Implementation:Tensorflow Tfjs LayersModel Evaluate

Overview

Tensorflow_Tfjs_LayersModel_Evaluate documents the TensorFlow.js API for evaluating a trained model's performance on test data. It provides two methods: evaluate() for in-memory tensor data and evaluateDataset() for streaming dataset evaluation.

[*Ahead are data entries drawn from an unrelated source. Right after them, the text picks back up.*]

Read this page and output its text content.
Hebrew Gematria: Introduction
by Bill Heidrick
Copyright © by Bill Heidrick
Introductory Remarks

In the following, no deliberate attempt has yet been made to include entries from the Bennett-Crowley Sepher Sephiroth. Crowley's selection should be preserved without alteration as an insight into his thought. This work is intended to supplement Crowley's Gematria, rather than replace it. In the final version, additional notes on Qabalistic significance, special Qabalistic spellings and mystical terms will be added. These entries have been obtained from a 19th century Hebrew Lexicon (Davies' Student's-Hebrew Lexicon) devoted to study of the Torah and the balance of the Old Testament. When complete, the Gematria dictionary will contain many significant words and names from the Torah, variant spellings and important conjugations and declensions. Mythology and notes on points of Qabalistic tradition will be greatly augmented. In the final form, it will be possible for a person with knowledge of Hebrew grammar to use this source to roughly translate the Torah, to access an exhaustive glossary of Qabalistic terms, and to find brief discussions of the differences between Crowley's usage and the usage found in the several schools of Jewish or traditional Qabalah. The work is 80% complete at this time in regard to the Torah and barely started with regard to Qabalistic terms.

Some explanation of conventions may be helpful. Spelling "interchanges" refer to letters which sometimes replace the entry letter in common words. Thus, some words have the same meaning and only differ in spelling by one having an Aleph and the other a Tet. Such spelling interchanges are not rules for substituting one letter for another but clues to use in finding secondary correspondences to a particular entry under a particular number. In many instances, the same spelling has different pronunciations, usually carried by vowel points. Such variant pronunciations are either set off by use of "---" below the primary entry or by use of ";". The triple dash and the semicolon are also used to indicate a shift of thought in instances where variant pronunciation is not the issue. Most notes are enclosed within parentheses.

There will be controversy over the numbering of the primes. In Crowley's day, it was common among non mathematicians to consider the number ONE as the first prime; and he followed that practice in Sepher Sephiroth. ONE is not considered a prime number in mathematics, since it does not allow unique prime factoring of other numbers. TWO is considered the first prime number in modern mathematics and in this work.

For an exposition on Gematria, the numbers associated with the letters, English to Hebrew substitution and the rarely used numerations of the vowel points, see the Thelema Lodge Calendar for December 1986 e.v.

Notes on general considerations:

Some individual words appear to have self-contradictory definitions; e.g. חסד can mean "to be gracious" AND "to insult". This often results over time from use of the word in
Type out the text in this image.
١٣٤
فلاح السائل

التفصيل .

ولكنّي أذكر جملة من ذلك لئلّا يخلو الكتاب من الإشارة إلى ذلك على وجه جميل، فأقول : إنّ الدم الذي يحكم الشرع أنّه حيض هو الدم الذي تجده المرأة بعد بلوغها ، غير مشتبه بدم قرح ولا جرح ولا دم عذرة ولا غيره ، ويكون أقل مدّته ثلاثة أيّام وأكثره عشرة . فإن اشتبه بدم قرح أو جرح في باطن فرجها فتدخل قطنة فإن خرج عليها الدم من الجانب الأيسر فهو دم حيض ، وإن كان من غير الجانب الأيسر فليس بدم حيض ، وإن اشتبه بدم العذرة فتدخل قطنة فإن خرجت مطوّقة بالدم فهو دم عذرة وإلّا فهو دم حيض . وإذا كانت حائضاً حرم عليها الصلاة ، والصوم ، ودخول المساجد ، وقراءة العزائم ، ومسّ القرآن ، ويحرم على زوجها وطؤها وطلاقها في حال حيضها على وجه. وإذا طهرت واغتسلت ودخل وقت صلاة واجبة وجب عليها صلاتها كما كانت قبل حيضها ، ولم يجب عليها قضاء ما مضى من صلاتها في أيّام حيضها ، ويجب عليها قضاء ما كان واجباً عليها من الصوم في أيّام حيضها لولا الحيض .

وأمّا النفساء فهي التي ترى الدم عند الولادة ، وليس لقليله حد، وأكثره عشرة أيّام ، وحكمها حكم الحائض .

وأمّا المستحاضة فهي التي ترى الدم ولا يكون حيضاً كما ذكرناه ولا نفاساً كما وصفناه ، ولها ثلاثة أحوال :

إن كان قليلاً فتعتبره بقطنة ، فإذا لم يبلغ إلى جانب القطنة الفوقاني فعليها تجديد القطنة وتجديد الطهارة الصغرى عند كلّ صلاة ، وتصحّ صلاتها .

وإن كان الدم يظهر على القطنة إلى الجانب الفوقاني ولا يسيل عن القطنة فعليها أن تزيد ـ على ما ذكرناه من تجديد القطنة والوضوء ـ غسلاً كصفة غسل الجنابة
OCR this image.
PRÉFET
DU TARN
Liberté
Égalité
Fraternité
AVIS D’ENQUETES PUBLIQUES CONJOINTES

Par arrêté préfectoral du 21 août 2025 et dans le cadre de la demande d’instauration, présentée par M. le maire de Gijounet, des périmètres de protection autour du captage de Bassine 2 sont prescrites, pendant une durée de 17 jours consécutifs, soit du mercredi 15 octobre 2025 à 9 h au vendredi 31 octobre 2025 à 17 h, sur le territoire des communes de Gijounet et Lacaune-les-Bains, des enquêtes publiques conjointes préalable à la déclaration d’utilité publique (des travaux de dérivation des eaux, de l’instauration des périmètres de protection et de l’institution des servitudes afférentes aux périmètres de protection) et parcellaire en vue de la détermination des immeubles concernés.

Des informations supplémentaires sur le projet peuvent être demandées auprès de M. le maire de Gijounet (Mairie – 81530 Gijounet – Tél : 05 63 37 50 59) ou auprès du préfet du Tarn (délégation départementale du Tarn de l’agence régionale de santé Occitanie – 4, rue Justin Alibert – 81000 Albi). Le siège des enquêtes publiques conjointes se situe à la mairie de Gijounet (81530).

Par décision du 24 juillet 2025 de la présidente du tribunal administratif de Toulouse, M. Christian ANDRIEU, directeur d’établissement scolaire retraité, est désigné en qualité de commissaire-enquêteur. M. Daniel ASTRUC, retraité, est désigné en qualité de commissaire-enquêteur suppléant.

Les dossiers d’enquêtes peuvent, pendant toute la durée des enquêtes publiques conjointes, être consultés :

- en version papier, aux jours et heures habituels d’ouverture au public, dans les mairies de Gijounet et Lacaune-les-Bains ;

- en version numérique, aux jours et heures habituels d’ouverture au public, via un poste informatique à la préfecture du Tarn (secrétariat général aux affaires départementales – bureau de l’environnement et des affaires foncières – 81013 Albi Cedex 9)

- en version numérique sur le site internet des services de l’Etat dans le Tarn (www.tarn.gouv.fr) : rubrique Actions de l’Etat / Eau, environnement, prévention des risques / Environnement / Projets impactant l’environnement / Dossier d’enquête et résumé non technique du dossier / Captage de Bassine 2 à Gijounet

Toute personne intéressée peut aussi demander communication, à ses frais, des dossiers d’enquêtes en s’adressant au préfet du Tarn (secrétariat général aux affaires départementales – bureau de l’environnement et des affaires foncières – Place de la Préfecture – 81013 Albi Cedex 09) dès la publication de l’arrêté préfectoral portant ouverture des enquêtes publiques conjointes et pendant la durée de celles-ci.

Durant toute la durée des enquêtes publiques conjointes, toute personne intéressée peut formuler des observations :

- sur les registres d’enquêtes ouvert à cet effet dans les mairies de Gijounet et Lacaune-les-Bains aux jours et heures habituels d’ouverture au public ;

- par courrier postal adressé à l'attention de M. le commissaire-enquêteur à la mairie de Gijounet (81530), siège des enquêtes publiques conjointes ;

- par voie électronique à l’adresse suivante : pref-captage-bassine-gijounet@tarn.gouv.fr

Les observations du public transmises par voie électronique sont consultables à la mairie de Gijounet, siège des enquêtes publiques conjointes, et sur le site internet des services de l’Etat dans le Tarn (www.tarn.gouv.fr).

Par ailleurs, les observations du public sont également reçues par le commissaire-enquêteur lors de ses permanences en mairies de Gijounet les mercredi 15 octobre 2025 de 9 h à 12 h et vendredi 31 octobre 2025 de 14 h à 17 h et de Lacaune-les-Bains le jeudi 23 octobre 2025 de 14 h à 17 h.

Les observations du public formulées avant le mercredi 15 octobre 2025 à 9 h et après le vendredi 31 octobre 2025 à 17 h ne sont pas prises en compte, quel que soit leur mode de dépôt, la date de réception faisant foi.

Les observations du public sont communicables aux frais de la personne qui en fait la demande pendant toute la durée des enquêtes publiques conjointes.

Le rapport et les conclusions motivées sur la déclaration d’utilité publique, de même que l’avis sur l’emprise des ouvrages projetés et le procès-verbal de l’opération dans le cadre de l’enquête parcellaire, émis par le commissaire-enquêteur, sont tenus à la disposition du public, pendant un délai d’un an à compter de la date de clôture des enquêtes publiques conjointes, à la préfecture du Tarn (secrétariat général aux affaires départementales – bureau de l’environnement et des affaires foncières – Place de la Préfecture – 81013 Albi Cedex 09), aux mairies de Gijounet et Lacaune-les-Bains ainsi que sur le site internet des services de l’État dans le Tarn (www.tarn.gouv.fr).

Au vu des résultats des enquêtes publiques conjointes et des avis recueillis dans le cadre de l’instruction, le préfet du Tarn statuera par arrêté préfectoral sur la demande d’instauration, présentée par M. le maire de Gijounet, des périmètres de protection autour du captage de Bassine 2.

Principle:Tensorflow_Tfjs_Model_Evaluation

TensorFlow.js

Deep_Learning Model_Assessment

Environment:Tensorflow_Tfjs_Browser_Runtime Environment:Tensorflow_Tfjs_Node_Native_Runtime

Type: API Doc

External Dependencies: @tensorflow/tfjs-core

API Signature

evaluate()

evaluate(
  x: Tensor | Tensor[],
  y: Tensor | Tensor[],
  args?: ModelEvaluateArgs
): Scalar | Scalar[]

evaluateDataset()

async evaluateDataset<T>(
  dataset: Dataset<T> | LazyIterator<T>,
  args: ModelEvaluateDatasetArgs
): Promise<Scalar | Scalar[]>

ModelEvaluateArgs

Parameter	Type	Default	Description
batchSize	`number`	32	Number of samples per evaluation batch
verbose	`ModelLoggingVerbosity`	—	Verbosity level for logging during evaluation
steps	`number`	—	Total number of steps (batches) before declaring evaluation complete. If not specified, evaluates over the entire dataset.

ModelEvaluateDatasetArgs

Parameter	Type	Default	Description
batches	`number`	—	Number of batches to draw from the dataset. If not specified, iterates until the dataset is exhausted.
verbose	`ModelLoggingVerbosity`	—	Verbosity level for logging during evaluation

Code Reference

Source files:

tfjs-layers/src/engine/training.ts — Lines 840-863 (evaluate method)
tfjs-layers/src/engine/training_dataset.ts — Lines 533-614 (evaluateDataset method)

The evaluate method internally calls the model's forward pass in inference mode (no dropout, uses running batch normalization statistics) and computes the compiled loss and metrics over the provided tensors. It processes data in batches of the specified size.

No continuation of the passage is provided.